A mídia televisiva exerce nas favelas das metrópoles brasileiras um grande impacto informacional e tem se tornado o elemento central das estratégias da governabilidade. Não pretendemos tratar no presente artigo os produtos televisivos sob o foco interpretativo, nem como signos de outra coisa, mas utilizaremos a produção midiática como práticas e estratégias concretas de visibilidade dos serviços estatais. Estas produções definem práticas discursivas que vão além da peça em sí. Não procuramos estabelecer o que se pensou, o que quiz dizer ou o que desejou com essas produções mas o seu impacto ambiental na comunicação a partir da veiculação.

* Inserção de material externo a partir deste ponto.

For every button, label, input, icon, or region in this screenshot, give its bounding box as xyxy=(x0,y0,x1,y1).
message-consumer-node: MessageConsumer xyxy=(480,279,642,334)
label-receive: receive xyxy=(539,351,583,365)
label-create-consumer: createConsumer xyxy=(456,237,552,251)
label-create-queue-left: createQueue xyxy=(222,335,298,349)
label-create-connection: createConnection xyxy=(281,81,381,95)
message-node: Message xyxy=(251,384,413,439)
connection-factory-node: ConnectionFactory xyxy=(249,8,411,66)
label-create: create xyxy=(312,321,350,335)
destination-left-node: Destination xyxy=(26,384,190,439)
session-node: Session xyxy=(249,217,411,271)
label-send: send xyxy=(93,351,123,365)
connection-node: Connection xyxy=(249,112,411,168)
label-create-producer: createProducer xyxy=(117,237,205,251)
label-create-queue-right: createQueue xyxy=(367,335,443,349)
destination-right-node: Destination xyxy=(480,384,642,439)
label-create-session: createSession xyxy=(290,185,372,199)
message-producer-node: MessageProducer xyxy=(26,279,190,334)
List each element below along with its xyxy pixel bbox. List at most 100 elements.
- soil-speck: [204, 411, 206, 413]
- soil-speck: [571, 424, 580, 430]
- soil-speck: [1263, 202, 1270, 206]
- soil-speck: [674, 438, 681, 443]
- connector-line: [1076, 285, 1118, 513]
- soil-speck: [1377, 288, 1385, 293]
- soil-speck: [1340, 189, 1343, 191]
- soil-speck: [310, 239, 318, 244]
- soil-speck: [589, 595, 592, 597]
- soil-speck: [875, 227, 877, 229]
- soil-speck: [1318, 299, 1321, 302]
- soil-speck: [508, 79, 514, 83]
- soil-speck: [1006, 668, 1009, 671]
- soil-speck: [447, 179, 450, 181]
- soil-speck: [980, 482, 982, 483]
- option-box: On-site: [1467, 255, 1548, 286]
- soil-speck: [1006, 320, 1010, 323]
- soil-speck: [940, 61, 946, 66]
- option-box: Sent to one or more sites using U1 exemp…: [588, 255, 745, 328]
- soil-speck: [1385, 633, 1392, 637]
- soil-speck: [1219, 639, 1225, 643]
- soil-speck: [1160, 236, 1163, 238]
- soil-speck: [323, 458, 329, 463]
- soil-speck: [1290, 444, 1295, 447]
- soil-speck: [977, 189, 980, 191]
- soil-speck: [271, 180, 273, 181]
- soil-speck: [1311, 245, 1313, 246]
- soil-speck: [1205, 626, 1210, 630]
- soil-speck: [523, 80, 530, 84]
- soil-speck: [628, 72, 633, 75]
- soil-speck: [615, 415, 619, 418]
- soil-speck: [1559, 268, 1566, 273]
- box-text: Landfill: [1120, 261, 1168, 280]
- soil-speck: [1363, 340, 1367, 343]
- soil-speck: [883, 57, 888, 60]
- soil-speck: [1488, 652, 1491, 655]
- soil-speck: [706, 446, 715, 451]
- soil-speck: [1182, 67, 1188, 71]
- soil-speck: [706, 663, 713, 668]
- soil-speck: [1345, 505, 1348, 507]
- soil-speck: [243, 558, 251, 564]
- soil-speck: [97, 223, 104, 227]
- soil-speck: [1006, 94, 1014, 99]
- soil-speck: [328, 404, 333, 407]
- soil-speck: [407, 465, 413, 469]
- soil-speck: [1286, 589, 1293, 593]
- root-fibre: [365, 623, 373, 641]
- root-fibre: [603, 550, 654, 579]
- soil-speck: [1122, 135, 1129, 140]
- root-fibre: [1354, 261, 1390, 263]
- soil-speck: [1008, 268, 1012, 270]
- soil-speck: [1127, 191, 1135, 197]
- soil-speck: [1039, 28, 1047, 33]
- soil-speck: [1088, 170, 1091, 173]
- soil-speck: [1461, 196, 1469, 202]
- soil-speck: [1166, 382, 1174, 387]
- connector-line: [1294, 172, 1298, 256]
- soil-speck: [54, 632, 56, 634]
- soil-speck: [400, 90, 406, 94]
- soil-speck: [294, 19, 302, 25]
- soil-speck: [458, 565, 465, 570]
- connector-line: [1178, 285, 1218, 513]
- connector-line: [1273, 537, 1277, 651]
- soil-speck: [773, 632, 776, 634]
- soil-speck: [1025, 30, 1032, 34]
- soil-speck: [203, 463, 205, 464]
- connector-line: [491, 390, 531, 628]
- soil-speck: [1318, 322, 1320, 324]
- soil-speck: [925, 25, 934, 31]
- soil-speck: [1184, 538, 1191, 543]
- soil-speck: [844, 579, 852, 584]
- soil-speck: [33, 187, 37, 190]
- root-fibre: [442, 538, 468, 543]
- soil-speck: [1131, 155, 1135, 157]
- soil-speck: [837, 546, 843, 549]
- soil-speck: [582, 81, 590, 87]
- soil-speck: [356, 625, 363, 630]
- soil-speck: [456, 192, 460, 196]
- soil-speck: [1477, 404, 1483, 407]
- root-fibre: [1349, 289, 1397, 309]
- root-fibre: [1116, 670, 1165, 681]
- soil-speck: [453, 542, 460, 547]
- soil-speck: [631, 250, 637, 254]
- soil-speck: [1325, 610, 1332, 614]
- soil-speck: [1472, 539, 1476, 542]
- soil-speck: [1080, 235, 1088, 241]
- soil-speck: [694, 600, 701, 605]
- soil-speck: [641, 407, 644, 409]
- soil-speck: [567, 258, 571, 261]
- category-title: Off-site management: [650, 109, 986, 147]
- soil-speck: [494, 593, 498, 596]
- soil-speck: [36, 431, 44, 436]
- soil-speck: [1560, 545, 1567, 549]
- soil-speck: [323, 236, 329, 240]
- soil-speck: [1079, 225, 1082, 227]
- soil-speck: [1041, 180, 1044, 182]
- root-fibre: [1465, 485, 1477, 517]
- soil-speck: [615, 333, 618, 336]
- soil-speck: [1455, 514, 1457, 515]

A produção televisiva da Rede Globo de Televisão na primeira década dos anos 2000 possui características distintas de outros períodos oferecendo tanto na dramaturgia quanto no jornalismo uma proposta de prestação de serviço público, procurando se afirmar como componente necessário do poder. Na periferia as ações estatais que se estabilizaram e os enunciados que se repetem regularmente caracterizam o fenômeno da midiatização na esfera política. São rupturas e transformações que afetam o regime geral das produções televisivas brasileiras, atuando como forças modalizantes de pensamento do cidadão que reside em áreas degradadas e favelas.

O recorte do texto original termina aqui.